Recommendations for Schools
To summarize, here’s what I’d encourage schools to consider:
1. Learn at School
Use classroom time to complete the core work of schooling. Move toward block scheduling (90-minute classes) so students can engage deeply during the school day.
2. Projects, Not Assignments
Design long-term projects instead of daily micro-assignments. Build routines and retrieval practices into the daily-life of classrooms rather than assigning as homework (see Holly Korbey’s The Bell Ringer for a deep dive into these).
3. Monitor Homework Time School-Wide
Develop a sensible, collaborative homework policy that respects students’ time.
4. Beautiful Work
Focus on helping students care about the quality of their work, rather than doing assignments for grades or compliance.
5. Authentic Audiences
Create opportunities for students to share their work with real audiences—their peers, families, or the wider community.
I hope to see my own kids never bring home another vocabulary word search or crossword puzzle. Let’s save that time for the kind of learning—and living—that truly matters.




Hey Kurt! Thanks for writing. Genuinely curious about your thoughts on books. You seemed less declarative on the subject of novels both in the essay and here in the comments. I can't really imagine how much time we would lose for close reading, discussion and line-by-line analysis (nor how many opportunities would be lost for independent meaning-making) if we sat and read the entirety of every book in class, but I'm certainly open to a new perspective if you have one.
Love this: “Education becomes a Möbius strip—an infinite, self-referential loop.
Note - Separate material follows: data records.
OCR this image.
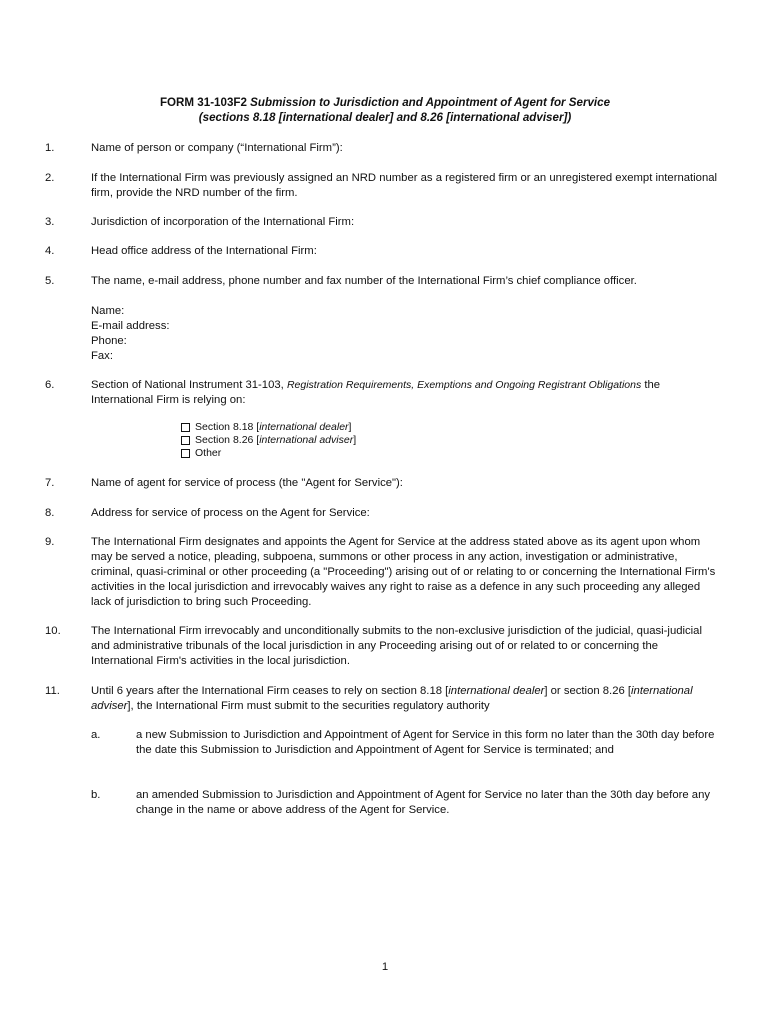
FORM 31-103F2 Submission to Jurisdiction and Appointment of Agent for Service
(sections 8.18 [international dealer] and 8.26 [international adviser])
1.	Name of person or company (“International Firm”):
2.	If the International Firm was previously assigned an NRD number as a registered firm or an unregistered exempt international firm, provide the NRD number of the firm.
3.	Jurisdiction of incorporation of the International Firm:
4.	Head office address of the International Firm:
5.	The name, e-mail address, phone number and fax number of the International Firm’s chief compliance officer.
Name:
E-mail address:
Phone:
Fax:
6.	Section of National Instrument 31-103, Registration Requirements, Exemptions and Ongoing Registrant Obligations the International Firm is relying on:
Section 8.18 [international dealer]
Section 8.26 [international adviser]
Other
7.	Name of agent for service of process (the "Agent for Service"):
8.	Address for service of process on the Agent for Service:
9.	The International Firm designates and appoints the Agent for Service at the address stated above as its agent upon whom may be served a notice, pleading, subpoena, summons or other process in any action, investigation or administrative, criminal, quasi-criminal or other proceeding (a "Proceeding") arising out of or relating to or concerning the International Firm's activities in the local jurisdiction and irrevocably waives any right to raise as a defence in any such proceeding any alleged lack of jurisdiction to bring such Proceeding.
10.	The International Firm irrevocably and unconditionally submits to the non-exclusive jurisdiction of the judicial, quasi-judicial and administrative tribunals of the local jurisdiction in any Proceeding arising out of or related to or concerning the International Firm's activities in the local jurisdiction.
11.	Until 6 years after the International Firm ceases to rely on section 8.18 [international dealer] or section 8.26 [international adviser], the International Firm must submit to the securities regulatory authority
a.	a new Submission to Jurisdiction and Appointment of Agent for Service in this form no later than the 30th day before the date this Submission to Jurisdiction and Appointment of Agent for Service is terminated; and
b.	an amended Submission to Jurisdiction and Appointment of Agent for Service no later than the 30th day before any change in the name or above address of the Agent for Service.
1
Teachers assign homework simply because that’s what teachers do.”
Teaching is so complex— of course we do some things “just because”, without thinking deeply about them— at first. But once we start thinking intentionally about our practices, the ways that they might not really align to our values starts to really become apparent.
I’m writing about educator burnout over at my substack, and encouraging educators not to take home stacks of papers to grade. What follows from that logic is that students shouldn’t have to take home 3 hours of nightly homework either. We’re setting them up for burnout before age 20 when the volume is just so so high.